Sfido chiunque ad aver sentito in precedenza questo termine. Nemmeno io lo conoscevo prima di leggere questo post di Fausto Raso. Posso solo assicurarvi che non se l’è inventata lui come pesce di maggio: nel testo di Giovanni Fabrini “Sopra il Primo Libro dell’Eneide di Virgilio“, pubblicato nel 1654 nel libro L’opere di Virgilio mantoano, a pagina 17, parlando del verso “apparent rari nantes in gurgite vasto”, dice che si tratta di «una figura che si chiama tapinosi, cioè una humile esposizione di una cosa grande.»

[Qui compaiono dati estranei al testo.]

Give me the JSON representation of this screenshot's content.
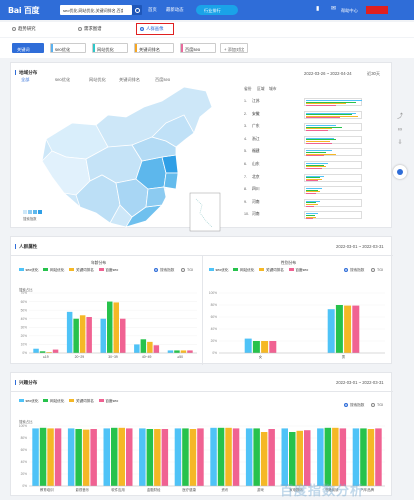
{
  "topbar": {
    "logo": "Bai 百度",
    "search_value": "seo优化,网站优化,关键词排名,百度seo",
    "nav": [
      "首页",
      "最新动态"
    ],
    "pill": "行业排行",
    "help": "帮助中心"
  },
  "tabs": {
    "items": [
      "趋势研究",
      "需求图谱",
      "人群画像"
    ]
  },
  "keywords": {
    "items": [
      {
        "label": "关键词",
        "color": "#2f6dd8",
        "active": true
      },
      {
        "label": "seo优化",
        "color": "#5ab1ef"
      },
      {
        "label": "网站优化",
        "color": "#2ec7c9"
      },
      {
        "label": "关键词排名",
        "color": "#f5a623"
      },
      {
        "label": "百度seo",
        "color": "#e86a9c"
      }
    ],
    "add_label": "+ 添加对比"
  },
  "region": {
    "title": "地域分布",
    "subtabs": [
      "全部",
      "seo优化",
      "网站优化",
      "关键词排名",
      "百度seo"
    ],
    "date_range": "2022-03-26 ~ 2022-04-24",
    "range_select": "近30天",
    "rank_headers": [
      "省份",
      "区域",
      "城市"
    ],
    "legend_label": "搜索指数",
    "ranks": [
      {
        "n": "1.",
        "name": "江苏"
      },
      {
        "n": "2.",
        "name": "安徽"
      },
      {
        "n": "3.",
        "name": "广东"
      },
      {
        "n": "4.",
        "name": "浙江"
      },
      {
        "n": "5.",
        "name": "福建"
      },
      {
        "n": "6.",
        "name": "山东"
      },
      {
        "n": "7.",
        "name": "北京"
      },
      {
        "n": "8.",
        "name": "四川"
      },
      {
        "n": "9.",
        "name": "河南"
      },
      {
        "n": "10.",
        "name": "河南"
      }
    ]
  },
  "crowd": {
    "title": "人群属性",
    "date_range": "2022-03-01 ~ 2022-03-31",
    "age_title": "年龄分布",
    "gender_title": "性别分布",
    "tgi": "TGI",
    "search_index": "搜索指数",
    "ylabel": "搜索占比"
  },
  "interest": {
    "title": "兴趣分布",
    "date_range": "2022-03-01 ~ 2022-03-31",
    "ylabel": "搜索占比",
    "tgi": "TGI",
    "search_index": "搜索指数"
  },
  "series_names": [
    "seo优化",
    "网站优化",
    "关键词排名",
    "百度seo"
  ],
  "series_colors": [
    "#4fc3f7",
    "#27c24c",
    "#f5b826",
    "#f06292"
  ],
  "chart_data": [
    {
      "type": "bar",
      "title": "年龄分布",
      "categories": [
        "≤19",
        "20~29",
        "30~39",
        "40~49",
        "≥50"
      ],
      "ylabel": "搜索占比",
      "ylim": [
        0,
        70
      ],
      "yticks": [
        "0%",
        "10%",
        "20%",
        "30%",
        "40%",
        "50%",
        "60%",
        "70%"
      ],
      "series": [
        {
          "name": "seo优化",
          "values": [
            5,
            48,
            40,
            10,
            3
          ]
        },
        {
          "name": "网站优化",
          "values": [
            2,
            40,
            60,
            16,
            3
          ]
        },
        {
          "name": "关键词排名",
          "values": [
            1,
            44,
            59,
            13,
            3
          ]
        },
        {
          "name": "百度seo",
          "values": [
            4,
            42,
            40,
            9,
            3
          ]
        }
      ]
    },
    {
      "type": "bar",
      "title": "性别分布",
      "categories": [
        "女",
        "男"
      ],
      "ylim": [
        0,
        100
      ],
      "yticks": [
        "0%",
        "20%",
        "40%",
        "60%",
        "80%",
        "100%"
      ],
      "series": [
        {
          "name": "seo优化",
          "values": [
            24,
            73
          ]
        },
        {
          "name": "网站优化",
          "values": [
            20,
            80
          ]
        },
        {
          "name": "关键词排名",
          "values": [
            20,
            79
          ]
        },
        {
          "name": "百度seo",
          "values": [
            20,
            79
          ]
        }
      ]
    },
    {
      "type": "bar",
      "title": "兴趣分布",
      "categories": [
        "教育培训",
        "影视音乐",
        "软件应用",
        "金融财经",
        "医疗健康",
        "资讯",
        "游戏",
        "家电数码",
        "书籍阅读",
        "汽车品牌"
      ],
      "ylim": [
        0,
        100
      ],
      "yticks": [
        "0%",
        "20%",
        "40%",
        "60%",
        "80%",
        "100%"
      ],
      "series": [
        {
          "name": "seo优化",
          "values": [
            96,
            96,
            96,
            96,
            96,
            97,
            96,
            96,
            96,
            96
          ]
        },
        {
          "name": "网站优化",
          "values": [
            97,
            95,
            97,
            95,
            96,
            97,
            96,
            90,
            97,
            96
          ]
        },
        {
          "name": "关键词排名",
          "values": [
            96,
            94,
            97,
            95,
            95,
            97,
            90,
            92,
            97,
            95
          ]
        },
        {
          "name": "百度seo",
          "values": [
            96,
            95,
            96,
            95,
            96,
            96,
            95,
            93,
            96,
            96
          ]
        }
      ]
    }
  ],
  "watermark": "百度指数分析"
}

Come spiega Raso, anche se non ne sappiamo il nome quella è una figura retorica che usa apposta termini diminutivi o inadeguati per definire qualcosa che di per sé richiederebbe un registro elevato: il tutto per dare un valore negativo satireggiando. È in un certo senso l’opposto dell’iperbole, che gonfia qualcosa di irrilevante. Pensate a quando qualcuno arriva sfoggiando la sua nuovissima automobile e gli amici commentano “mamma mia, che macinìno!” L’etimologia è semplice. Arriva dal greco ταπείνωση, “abbassamento, umiliazione”, da cui arriva anche l’italiano “tapino”; in latino abbiamo tăpīnōsis, “registro linguistico basso”. il Dizionario di retorica di Stefano Arduini e Matteo Damiani la assimila alla litote, ma non è proprio così. La litote infatti afferma con forza una cosa negandone il contrario; qui invece il contrario viene usato al posto del termine, e ci avviciniamo più alla meiosis, lo sminuire una cosa al fine di esaltarne un’altra. Si ha tapinosi nelle introduzioni ai libri dedicati ai potenti, che spiegano come l’autore abbia preparato un’opera minuscola, che spera sia comunque accettata.

Decidete ora voi se quando parlo delle mie Notiziole sto usando la tapinosi…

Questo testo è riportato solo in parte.